Figure 2

Sequencing cDNA generated from N21 RNA libraries. a Number of reads for the 100 most abundant sequences in the N21 libraries, prepared with Illumina (red) or HD adapters (blue). b-d Frequencies of predicted nucleotide base-pairing per position for N21 insert (b), N21 insert and 3’ adapter (c) and 5’ adapter, insert and 3’ adapter (d). In (c) and (d) vertical dotted line indicates ligation point. Red line denotes data obtained with Illumina protocol, blue line with HD protocol and grey line randomly generated sets of 21nt sequences. Bars indicate minimum and maximum values in all replicates. Horizontal bars at bottom indicate sequence region: green, insert; red, 3’ adapter; blue, 5’ adapter. For insert folding frequencies obtained with random sequences are more closely matched by HD data (R² = 0.83) than by Illumina data (R² = 0.60). e Comparison of T4 Rnl2 ligase activity on substrates with ss flaps of differing nucleotide lengths upstream or downstream of ligation site.

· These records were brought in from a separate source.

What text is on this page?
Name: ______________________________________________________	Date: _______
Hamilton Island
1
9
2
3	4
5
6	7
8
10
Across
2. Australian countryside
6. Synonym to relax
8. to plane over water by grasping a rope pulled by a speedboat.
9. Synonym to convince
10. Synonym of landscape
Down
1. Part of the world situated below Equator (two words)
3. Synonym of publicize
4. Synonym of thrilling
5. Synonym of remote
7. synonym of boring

In vitro ligation assay of RNA-DNA duplexes with either a nick (0NT) or ss flaps up- or downstream from the ligation site was carried out at 25°C for 30 min. Substrates with ss flaps >2nt in length upstream from the ligation site are inefficiently ligated. The diagram illustrates the position of the flaps, the fluorescein reporter group (star) and the backbone oligonucleotide (black). If ligation occurs the size of the nucleic acid attached to the fluorescein increases as visualised by 15% PAGE.